Catherine Helen Spence was Australia's first woman journalist. She used this skill in promoting social and political reform in South Australia. Spence was also a significant influence in promoting the concept of Federation and her role was recognised with her image being placed on the Australian 2001 Federation five-dollar note.
Catherine Helen Spence, the daughter of David and Helen Spence nee Brodie was born at Melrose Scotland on 31 October 1825. On being bankrupted, her lawyer father resolved to migrate to South Australia and the family arrived on the Palmyra, landing at Holdfast Bay on Catherine's fourteenth birthday.
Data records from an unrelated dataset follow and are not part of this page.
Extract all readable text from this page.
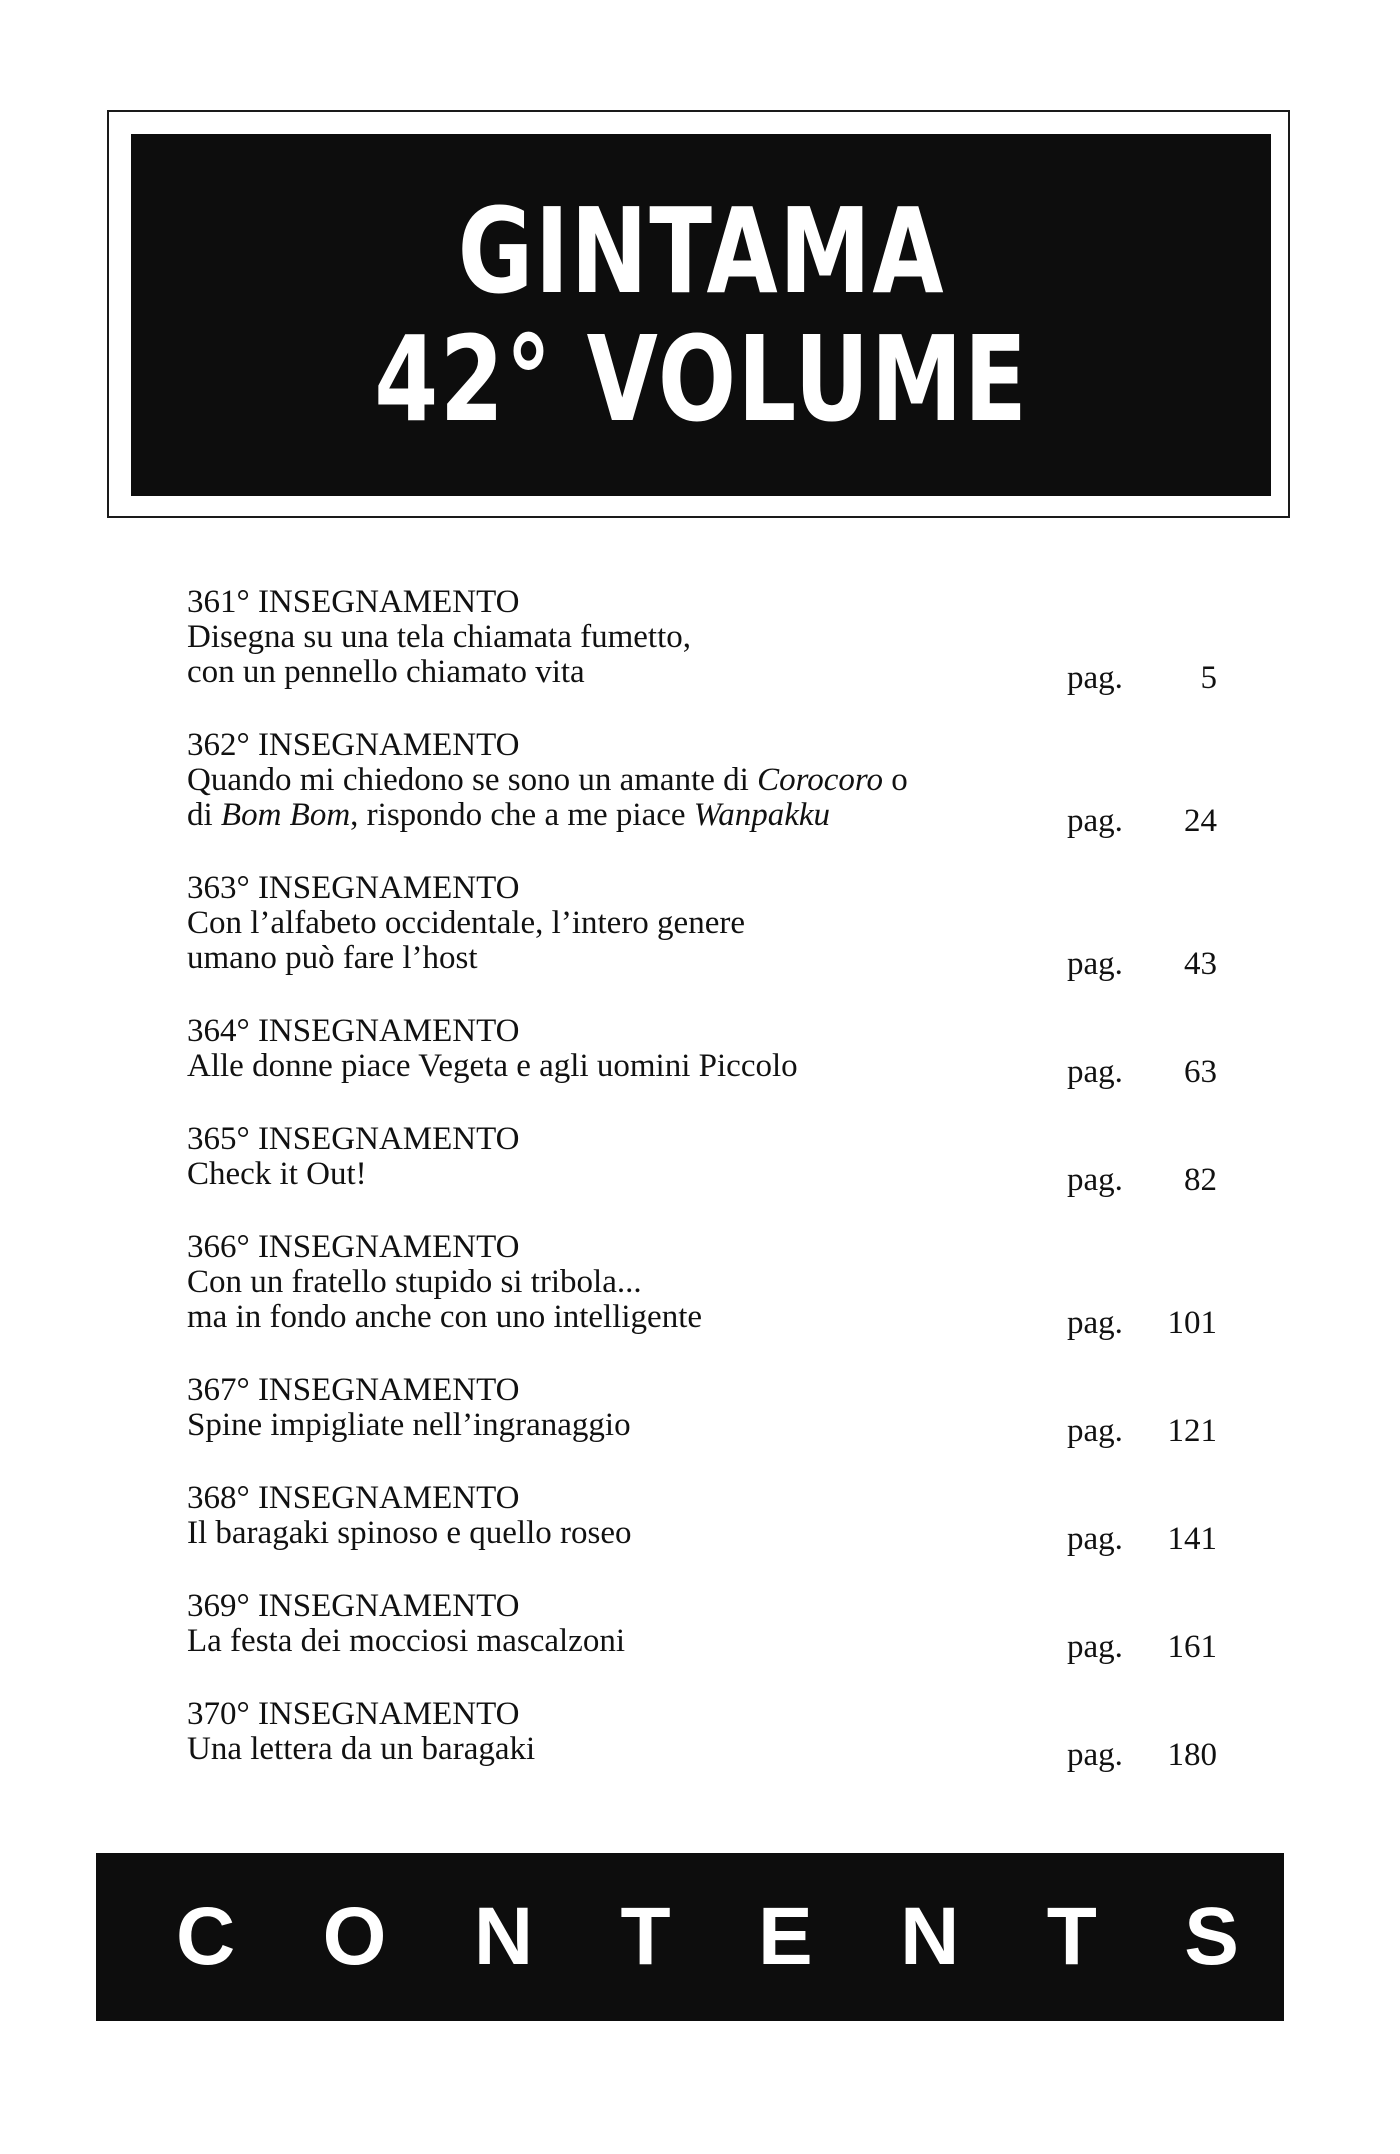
GINTAMA
42° VOLUME
361° INSEGNAMENTO
Disegna su una tela chiamata fumetto,
con un pennello chiamato vita	pag.	5
362° INSEGNAMENTO
Quando mi chiedono se sono un amante di Corocoro o
di Bom Bom, rispondo che a me piace Wanpakku	pag.	24
363° INSEGNAMENTO
Con l’alfabeto occidentale, l’intero genere
umano può fare l’host	pag.	43
364° INSEGNAMENTO
Alle donne piace Vegeta e agli uomini Piccolo	pag.	63
365° INSEGNAMENTO
Check it Out!	pag.	82
366° INSEGNAMENTO
Con un fratello stupido si tribola...
ma in fondo anche con uno intelligente	pag.	101
367° INSEGNAMENTO
Spine impigliate nell’ingranaggio	pag.	121
368° INSEGNAMENTO
Il baragaki spinoso e quello roseo	pag.	141
369° INSEGNAMENTO
La festa dei mocciosi mascalzoni	pag.	161
370° INSEGNAMENTO
Una lettera da un baragaki	pag.	180
C O N T E N T S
By late 1840 her father was Town Clerk of the Municipal Corporation of Adelaide and the family were living in Halifax Street.

In 1843 Spence started working as a governess and by the end of the decade was operating her own school with her mother and sister, Mary. The Gold Rush era and a lack of men in the colony may have been a contributing factor in Mary’s employment as a journalist, but it enabled her to fulfil a long ambition to be a writer. Catherine became a published author in 1854 with Clara Morison - A Tale Of South Australia During The Gold Fever, the first novel written about Australia by a woman.

The Thomas Hare System of voting being promoted by John Stuart Mill, the work of Mill’s wife, Harriet Taylor, promoting votes for women, and the work promoting women’s rights by Mary Wollstonecraft, instilled a life-long commitment in electoral reform by Catherine. This work included lecture tours beyond South Australia. With the approach of Federation in 1901, she, by now an old woman, worked hard to promote the concept of federalism and proportional voting schemes.

Catherine was involved in numerous activities and causes during her lifetime, although she is primarily remembered as an author and electoral reformer. Her Boarding Out Society campaigned for foster homes for children in preference to institutions. In 1897 she was the first woman appointed to the Colony’s Destitute Board. She was a recognised Unitarian preacher. Catherine supported the establishment in 1879 of the first government secondary school, the Advanced School for Girls. She also worked to encourage women's access to teacher training colleges and Universities. She published seven novels, Clara Morison (1854), Tender and True (1856), Mr Hogarth's Will (1864), The Author's Daughter (1868), Handfasted (1880), Gathered In (1881) and A Week in the Future (1889).

Catherine Helen Spence died at Norwood on 3 April 1910, leaving an unfinished autobiography that was finished by Jeanne Foster Young and appeared in serial form in the Register.